En la Asociación Bello Horizonte, en Puente Piedra (Lima norte), nadie tiene agua potable y tampoco desagüe. Si Papá Noel existiera y visitara esta zona, no tendría razones para emitir su estruendoso jo, jo, jó, pues la miseria que reina en este sitio de la periferia limeña no es razón para reír.
Bidones vacíos
Mientras conversamos, Mariela tiene clavada la mirada en el helado que come un niño quien, en medio de la polvareda, juguetea con un perro callejero. Tiene sed, pero no lo dice, pues sabe que en casa no hay agua. Esta vez su madre, Sonia Antonio, no pudo comprar un cilindro del líquido a la cisterna por falta de dinero. Probablemente el bidón también esté vacío el 24 y esta melancólica niña se verá obligada a tocar la puerta de su amiga Lucero o Evelyn. Precisamente estas pequeñas se han sumado a la charla, luego de escuchar atentas el relato de su amiga.
Lucero, de 12 años, le examina las manchas blancas que tiene esparcidas por todo el cuerpo. “El agua hongueada tiene la culpa”, sentencia y Mariela asiente con la cabeza. Las niñas saben al detalle la problemática de su comunidad pues la padecen. Aseguran que el agua que vende la cisterna de Sedapal está “cochina” y les hace daño. “Algunas señoras no hierven el agua porque no tienen leña y los niñitos la tomamos cruda, y nos da diarrea, nos salen manchitas, granitos”, explica con sorprendente lucidez Lucero.
Reciclada
El domingo, Mariela y su familia quizá no tengan ni siquiera agua para beber. Y si llegan a conseguir al menos un litro, esa misma cantidad que les servirá para lavarse las manos, la madre la utilizará para cocinar.

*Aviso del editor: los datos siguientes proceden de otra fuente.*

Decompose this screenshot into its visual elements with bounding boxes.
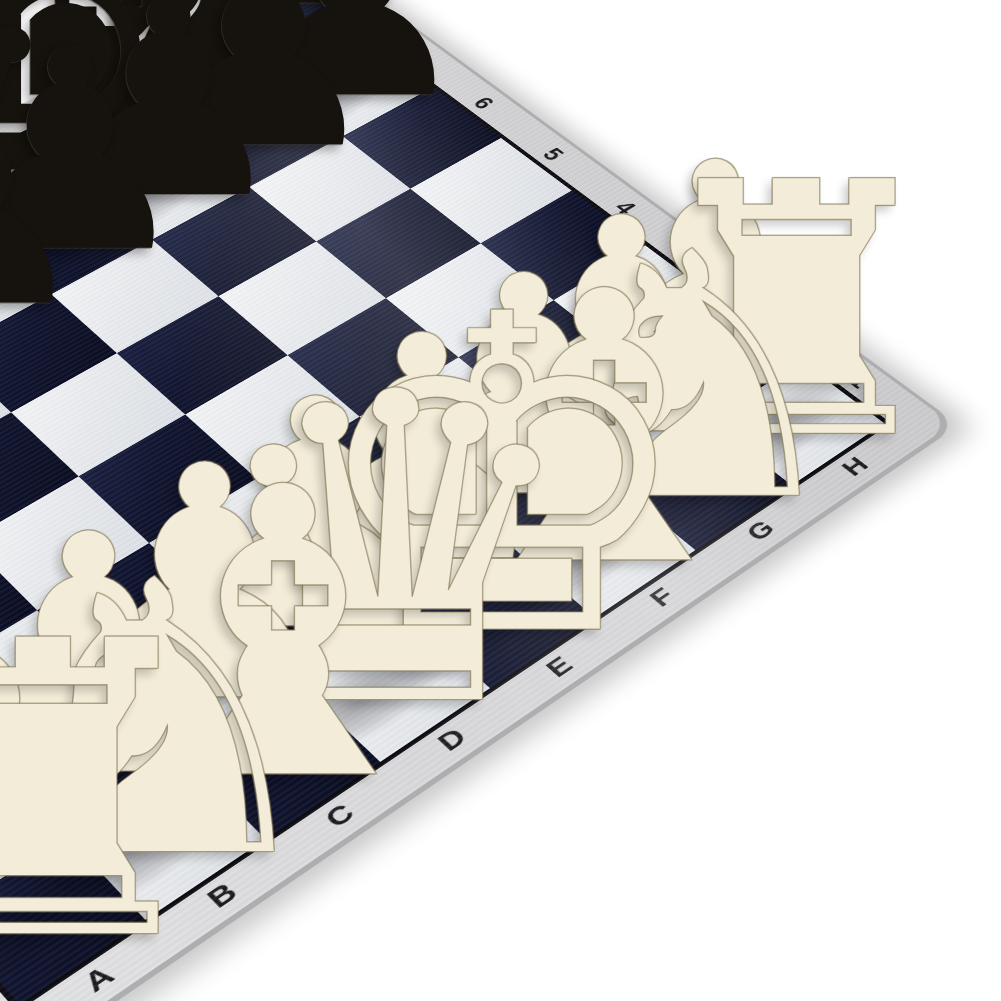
piece-white-rook-a1[interactable]: ♜ <box>0 589 226 996</box>
piece-black-pawn-d7[interactable]: ♟ <box>0 63 95 347</box>
photo-stage: AABBCCDDEEFFGGHH1122334455667788 ♜♞♝♛♚♝♞… <box>0 0 1001 1001</box>
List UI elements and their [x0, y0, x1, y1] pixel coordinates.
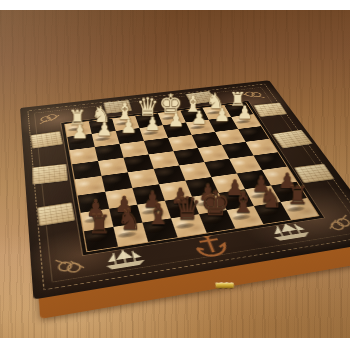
brass-latch-icon[interactable]	[215, 283, 234, 289]
photo-margin-top	[0, 0, 350, 10]
white-pawn[interactable]: ♟	[209, 91, 234, 124]
black-bishop[interactable]: ♝	[228, 176, 259, 216]
photo-scene: ♜♞♝♛♚♝♞♜♟♟♟♟♟♟♟♟♟♟♟♟♟♟♟♟♜♞♝♛♚♝♞♜	[0, 0, 350, 350]
white-pawn[interactable]: ♟	[139, 99, 165, 132]
black-queen[interactable]: ♛	[171, 184, 203, 225]
white-pawn[interactable]: ♟	[186, 94, 212, 127]
white-pawn[interactable]: ♟	[67, 107, 94, 141]
black-rook[interactable]: ♜	[282, 169, 313, 208]
black-knight[interactable]: ♞	[255, 173, 286, 213]
perspective-layer: ♜♞♝♛♚♝♞♜♟♟♟♟♟♟♟♟♟♟♟♟♟♟♟♟♜♞♝♛♚♝♞♜	[0, 0, 350, 350]
black-rook[interactable]: ♜	[83, 196, 115, 238]
photo-margin-bottom	[0, 338, 350, 350]
black-knight[interactable]: ♞	[113, 192, 145, 233]
white-pawn[interactable]: ♟	[163, 96, 189, 129]
chess-box: ♜♞♝♛♚♝♞♜♟♟♟♟♟♟♟♟♟♟♟♟♟♟♟♟♜♞♝♛♚♝♞♜	[20, 80, 350, 299]
black-king[interactable]: ♚	[200, 180, 231, 220]
white-pawn[interactable]: ♟	[115, 102, 141, 136]
black-bishop[interactable]: ♝	[142, 188, 174, 229]
white-pawn[interactable]: ♟	[91, 105, 117, 139]
white-pawn[interactable]: ♟	[232, 89, 257, 122]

Con la sobra lavará los platos y unas cuantas prendas. No cenarán porque ya almorzaron una sopa de cabeza de pollo. Mucho menos recibirán un regalo. “Nuestro mejor regalo sería que nos pongan agua en el caño o al menos que la cisterna nos dé agua limpia”, demanda Lucero y Mariela solo dice sí con la cabeza. Su miedo inicial parece haberse incrementado luego del relato. Nos pide que intercedamos para que no la golpeen más. Su padre está advertido.

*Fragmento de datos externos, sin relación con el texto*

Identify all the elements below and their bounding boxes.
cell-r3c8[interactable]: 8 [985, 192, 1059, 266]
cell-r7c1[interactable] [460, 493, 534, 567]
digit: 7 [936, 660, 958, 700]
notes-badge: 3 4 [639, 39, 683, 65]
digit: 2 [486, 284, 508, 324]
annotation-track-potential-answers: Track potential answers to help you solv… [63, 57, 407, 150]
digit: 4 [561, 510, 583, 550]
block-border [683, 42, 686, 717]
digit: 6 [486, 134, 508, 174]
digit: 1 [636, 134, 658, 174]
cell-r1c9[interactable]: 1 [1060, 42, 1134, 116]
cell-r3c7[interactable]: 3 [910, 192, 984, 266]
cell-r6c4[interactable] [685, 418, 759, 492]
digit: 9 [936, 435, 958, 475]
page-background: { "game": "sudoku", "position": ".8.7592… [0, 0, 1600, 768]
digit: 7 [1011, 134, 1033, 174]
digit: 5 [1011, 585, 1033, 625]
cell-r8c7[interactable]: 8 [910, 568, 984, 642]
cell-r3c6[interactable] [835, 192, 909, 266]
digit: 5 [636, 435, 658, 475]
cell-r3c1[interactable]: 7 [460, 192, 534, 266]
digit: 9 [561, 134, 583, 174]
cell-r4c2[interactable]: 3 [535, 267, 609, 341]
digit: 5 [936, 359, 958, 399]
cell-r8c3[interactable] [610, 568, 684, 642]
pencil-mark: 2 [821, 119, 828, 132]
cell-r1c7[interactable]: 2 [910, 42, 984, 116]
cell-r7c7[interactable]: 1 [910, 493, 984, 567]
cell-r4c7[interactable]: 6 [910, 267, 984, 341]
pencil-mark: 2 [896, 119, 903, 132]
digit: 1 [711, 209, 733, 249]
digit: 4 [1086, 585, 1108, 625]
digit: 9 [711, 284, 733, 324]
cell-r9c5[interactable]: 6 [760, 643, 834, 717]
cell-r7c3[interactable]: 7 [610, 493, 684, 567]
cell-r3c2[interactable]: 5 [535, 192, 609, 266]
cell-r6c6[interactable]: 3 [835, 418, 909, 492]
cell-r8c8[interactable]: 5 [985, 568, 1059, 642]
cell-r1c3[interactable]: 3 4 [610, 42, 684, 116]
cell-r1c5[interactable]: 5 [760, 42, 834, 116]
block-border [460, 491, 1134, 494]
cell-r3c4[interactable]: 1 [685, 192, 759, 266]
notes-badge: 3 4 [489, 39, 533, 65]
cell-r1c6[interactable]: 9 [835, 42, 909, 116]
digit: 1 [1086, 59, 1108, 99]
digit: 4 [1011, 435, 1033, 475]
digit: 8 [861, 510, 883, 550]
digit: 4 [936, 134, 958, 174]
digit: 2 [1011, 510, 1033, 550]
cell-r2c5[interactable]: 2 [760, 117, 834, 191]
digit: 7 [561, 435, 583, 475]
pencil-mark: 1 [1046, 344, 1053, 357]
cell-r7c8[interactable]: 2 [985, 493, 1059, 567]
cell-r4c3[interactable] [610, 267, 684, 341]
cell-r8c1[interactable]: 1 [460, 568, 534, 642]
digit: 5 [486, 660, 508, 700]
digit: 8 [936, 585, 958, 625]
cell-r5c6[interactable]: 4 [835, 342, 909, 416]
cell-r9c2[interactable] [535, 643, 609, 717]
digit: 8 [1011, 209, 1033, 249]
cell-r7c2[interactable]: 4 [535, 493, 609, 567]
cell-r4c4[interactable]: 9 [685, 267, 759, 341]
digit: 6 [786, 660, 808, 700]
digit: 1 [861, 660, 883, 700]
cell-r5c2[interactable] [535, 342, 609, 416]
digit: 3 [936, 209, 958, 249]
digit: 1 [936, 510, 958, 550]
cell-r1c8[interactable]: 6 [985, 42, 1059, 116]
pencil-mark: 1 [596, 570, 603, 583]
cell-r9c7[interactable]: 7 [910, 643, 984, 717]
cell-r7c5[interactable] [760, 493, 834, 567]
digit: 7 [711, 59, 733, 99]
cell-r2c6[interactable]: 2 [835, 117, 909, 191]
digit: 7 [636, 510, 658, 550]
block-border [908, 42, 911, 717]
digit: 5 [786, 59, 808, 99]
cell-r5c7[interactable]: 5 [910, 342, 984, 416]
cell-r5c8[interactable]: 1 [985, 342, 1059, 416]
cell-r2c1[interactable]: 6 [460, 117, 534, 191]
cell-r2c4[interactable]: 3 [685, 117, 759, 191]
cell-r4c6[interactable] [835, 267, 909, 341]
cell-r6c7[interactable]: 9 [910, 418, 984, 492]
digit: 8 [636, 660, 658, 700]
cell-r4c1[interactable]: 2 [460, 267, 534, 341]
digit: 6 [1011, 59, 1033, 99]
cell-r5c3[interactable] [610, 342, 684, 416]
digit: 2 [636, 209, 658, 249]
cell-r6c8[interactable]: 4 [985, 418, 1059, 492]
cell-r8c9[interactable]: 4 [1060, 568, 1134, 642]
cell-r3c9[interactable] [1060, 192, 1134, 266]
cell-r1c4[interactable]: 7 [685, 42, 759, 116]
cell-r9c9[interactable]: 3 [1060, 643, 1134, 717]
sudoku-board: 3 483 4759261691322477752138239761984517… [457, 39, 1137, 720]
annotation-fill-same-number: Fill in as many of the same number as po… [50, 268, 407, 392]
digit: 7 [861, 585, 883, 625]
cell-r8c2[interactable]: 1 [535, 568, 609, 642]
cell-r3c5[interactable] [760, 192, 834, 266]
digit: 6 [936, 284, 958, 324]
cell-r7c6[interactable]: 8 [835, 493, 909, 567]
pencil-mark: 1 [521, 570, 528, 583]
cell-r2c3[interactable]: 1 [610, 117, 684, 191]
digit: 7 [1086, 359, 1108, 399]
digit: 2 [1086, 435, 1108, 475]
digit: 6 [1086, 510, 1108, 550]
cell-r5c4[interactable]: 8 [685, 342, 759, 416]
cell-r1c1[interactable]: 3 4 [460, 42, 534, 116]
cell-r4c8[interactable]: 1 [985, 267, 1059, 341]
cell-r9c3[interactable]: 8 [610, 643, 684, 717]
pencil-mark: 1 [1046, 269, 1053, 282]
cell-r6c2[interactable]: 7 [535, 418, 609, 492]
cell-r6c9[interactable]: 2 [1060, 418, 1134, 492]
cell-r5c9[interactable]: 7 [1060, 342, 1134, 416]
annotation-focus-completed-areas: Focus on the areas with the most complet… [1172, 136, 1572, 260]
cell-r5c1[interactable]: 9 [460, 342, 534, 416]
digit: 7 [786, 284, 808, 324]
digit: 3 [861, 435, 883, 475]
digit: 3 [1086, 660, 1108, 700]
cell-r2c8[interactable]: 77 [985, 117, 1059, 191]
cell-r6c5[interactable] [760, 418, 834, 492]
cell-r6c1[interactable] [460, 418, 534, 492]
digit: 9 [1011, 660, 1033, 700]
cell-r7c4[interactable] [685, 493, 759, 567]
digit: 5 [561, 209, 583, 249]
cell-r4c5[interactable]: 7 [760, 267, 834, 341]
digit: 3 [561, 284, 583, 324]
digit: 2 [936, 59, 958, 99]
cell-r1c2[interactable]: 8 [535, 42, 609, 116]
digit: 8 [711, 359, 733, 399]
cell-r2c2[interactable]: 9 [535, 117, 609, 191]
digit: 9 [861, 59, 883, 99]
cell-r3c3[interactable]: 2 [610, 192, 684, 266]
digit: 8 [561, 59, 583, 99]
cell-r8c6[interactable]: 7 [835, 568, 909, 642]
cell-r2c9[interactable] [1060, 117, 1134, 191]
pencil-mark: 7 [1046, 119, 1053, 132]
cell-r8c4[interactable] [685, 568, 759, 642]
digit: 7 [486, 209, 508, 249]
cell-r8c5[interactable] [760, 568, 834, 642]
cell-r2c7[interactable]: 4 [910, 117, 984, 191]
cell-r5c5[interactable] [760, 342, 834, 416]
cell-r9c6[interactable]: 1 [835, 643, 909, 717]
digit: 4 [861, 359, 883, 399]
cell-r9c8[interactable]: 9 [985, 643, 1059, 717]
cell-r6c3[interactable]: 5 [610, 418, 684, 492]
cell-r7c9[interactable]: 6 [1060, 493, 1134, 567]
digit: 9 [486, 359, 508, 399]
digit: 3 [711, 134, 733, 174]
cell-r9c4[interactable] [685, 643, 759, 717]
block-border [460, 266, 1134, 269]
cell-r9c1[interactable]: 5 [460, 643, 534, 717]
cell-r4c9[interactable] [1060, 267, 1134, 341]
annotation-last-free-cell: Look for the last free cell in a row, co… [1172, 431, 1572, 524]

Conociendo el sabor del panetón
1. Por primera vez ayer, muchos niños de las zonas más pobres de Puente Piedra disfrutaron del sabor del panetón y de una taza de chocolate caliente. Madres y padres de familia -liderados por Roberto Rodríguez- de las asociaciones Bello Horizonte, Orquídeas, Progreso y Copacabana organizaron una chocolatada en la que mil niños pobres pasaron un rato agradable.
2. En el desarrollo de esa celebración, las madres de familia también denunciaron que sus pequeños se enferman por consumir agua contaminada de la cisterna de Sedapal.
3. Se estima que en la capital mueren anualmente unos 375 niños por infecciones derivadas por el consumo de agua contaminada. Más de dos millones en Lima y siete a nivel nacional, no tienen agua potable, según cifras del Movimiento Peruanos sin Agua.